By Adam Caparell - September 18, 2007

Everyone knows that Bill Belichick and the New England Patriots were punished over the now notorious Spygate incident that transpired during Week 1 of the NFL season. But could something like that heppen in the college game?

It's a possibility, conceded Ohio State coach Jim Tressel, but it's something he highly doubts we'll ever see.

"I'm sure it could happen. I've never worried too much about it," Tressell said, who has spent all of his coaching career in the college game.

"Some of our offensive guys get nervous about it. I've just never thought that would be an issue," Tressel said. "In my mind, the people we've played against I've never had a feeling they would take part in that.

"You still have to execute. Plus we only have three plays so they'd probably know what we're running anyway," Tressel joked.

During the Buckeyes second game of the season it may have seemed like Akron was stealing some of the Buckeyes signs considering how poorly the offense played. Ohio State managed just 20 points against the MAC school, committed five turnovers while quarterback Todd Boeckman was just 14-of-23 for 131 yards, throwing a pair of picks.

But Boeckman and the Buckeyes quieted some of their critics with their impressive victory over Washington last weekend. Boeckman was 14-of-25 throwing for 218 yards and two scores - and more importantly for Tressel, no interceptions. He was good, not great, according to Tressel, in Week 3, but he still has a ways to go and would love to have that second start against Akron back.

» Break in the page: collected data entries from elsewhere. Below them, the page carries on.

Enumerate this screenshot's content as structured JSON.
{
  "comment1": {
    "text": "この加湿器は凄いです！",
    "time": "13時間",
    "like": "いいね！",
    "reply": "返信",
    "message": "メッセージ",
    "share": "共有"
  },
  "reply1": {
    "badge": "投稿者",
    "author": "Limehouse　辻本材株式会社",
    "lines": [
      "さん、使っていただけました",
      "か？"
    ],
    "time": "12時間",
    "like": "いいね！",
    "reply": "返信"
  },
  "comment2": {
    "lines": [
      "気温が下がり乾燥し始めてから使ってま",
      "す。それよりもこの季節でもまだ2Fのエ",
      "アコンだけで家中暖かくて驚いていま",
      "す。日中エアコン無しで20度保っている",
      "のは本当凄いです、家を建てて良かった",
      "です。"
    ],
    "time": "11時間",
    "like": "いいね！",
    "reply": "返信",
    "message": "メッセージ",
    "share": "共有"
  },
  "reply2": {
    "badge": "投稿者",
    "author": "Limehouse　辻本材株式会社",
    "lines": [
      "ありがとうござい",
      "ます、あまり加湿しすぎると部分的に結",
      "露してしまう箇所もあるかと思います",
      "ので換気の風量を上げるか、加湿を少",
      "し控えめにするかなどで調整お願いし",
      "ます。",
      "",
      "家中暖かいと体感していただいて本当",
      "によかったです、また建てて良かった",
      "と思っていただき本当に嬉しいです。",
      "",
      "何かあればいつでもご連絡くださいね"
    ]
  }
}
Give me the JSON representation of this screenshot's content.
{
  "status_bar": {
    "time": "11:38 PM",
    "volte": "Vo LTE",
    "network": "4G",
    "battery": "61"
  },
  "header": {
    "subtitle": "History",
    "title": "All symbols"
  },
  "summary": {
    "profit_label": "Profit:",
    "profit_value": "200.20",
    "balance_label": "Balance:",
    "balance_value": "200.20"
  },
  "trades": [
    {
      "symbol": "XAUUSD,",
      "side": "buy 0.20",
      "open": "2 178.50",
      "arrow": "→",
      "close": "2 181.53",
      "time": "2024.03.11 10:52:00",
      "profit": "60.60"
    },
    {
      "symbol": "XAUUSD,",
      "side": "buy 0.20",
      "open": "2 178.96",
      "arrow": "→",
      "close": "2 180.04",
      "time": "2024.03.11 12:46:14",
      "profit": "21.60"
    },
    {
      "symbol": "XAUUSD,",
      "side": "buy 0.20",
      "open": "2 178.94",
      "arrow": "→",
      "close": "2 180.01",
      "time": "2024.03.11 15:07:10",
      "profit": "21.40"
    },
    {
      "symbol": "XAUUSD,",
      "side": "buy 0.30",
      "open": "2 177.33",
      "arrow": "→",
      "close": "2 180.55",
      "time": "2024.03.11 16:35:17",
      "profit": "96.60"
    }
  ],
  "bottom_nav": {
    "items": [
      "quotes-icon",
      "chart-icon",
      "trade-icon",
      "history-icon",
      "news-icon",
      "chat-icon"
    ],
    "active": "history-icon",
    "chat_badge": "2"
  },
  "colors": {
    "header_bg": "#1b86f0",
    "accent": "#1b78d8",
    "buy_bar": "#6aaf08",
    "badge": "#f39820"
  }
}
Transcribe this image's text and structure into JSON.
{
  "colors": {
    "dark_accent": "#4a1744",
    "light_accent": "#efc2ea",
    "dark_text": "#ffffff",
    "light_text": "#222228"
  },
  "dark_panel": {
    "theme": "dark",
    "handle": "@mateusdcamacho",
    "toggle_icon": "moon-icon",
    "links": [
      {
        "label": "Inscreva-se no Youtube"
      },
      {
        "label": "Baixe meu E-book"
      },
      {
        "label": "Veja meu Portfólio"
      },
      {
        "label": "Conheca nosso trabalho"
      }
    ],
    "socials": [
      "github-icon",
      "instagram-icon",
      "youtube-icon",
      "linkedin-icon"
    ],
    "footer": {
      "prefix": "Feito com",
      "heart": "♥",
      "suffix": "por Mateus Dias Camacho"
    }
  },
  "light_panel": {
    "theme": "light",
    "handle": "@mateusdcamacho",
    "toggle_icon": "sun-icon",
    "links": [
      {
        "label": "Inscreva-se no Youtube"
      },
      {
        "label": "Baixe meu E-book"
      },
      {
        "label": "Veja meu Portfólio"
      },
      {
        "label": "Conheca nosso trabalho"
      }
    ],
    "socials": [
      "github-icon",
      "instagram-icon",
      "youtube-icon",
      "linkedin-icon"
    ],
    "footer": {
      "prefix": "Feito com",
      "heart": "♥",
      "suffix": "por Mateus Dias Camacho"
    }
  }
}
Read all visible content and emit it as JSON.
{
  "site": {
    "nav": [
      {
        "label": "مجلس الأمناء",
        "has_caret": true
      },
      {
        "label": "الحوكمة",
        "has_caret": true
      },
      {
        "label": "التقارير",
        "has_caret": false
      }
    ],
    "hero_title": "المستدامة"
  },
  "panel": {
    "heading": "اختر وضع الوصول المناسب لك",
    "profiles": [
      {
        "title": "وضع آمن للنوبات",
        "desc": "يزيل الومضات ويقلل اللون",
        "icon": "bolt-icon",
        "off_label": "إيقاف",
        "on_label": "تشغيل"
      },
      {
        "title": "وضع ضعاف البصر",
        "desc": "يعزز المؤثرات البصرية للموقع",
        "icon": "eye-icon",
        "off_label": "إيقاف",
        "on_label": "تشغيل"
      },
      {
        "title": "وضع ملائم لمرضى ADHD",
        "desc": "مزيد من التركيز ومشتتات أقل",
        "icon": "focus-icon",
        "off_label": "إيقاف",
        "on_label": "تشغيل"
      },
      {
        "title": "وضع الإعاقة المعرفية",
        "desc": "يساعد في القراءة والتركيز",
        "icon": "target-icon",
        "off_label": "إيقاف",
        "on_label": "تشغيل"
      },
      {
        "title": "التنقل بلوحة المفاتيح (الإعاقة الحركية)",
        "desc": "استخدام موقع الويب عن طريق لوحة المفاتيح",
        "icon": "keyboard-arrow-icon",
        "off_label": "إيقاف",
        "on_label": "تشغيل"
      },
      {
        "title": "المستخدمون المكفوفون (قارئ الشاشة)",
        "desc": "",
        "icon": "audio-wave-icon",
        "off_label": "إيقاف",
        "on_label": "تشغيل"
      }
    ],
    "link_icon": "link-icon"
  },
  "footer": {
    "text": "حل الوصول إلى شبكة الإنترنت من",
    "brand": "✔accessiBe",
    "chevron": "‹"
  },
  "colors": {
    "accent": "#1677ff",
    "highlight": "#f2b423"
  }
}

It hasn't been a good year for the Big Ten in non-conference play with several teams have been picked off by non-BCS schools. There was the monumental upset by Appalachian State over Michigan, FAU and Bowling Green beat Minnesota while others, like Wisconsin, haven't exactly been spectacular against lesser competition casting a negative shadow on the conference.

"The thing that's become more and more evident, and hopefully people are getting a handle on, is how good teams are," Tressel said. "It means a lot for someone to play a Big Ten team. People are good. You need to know that anybody can beat you.

"Nothing should amaze you in the game the football. It's a game of emotion, attitude and execution and you better have them all in place or you're going to get beat."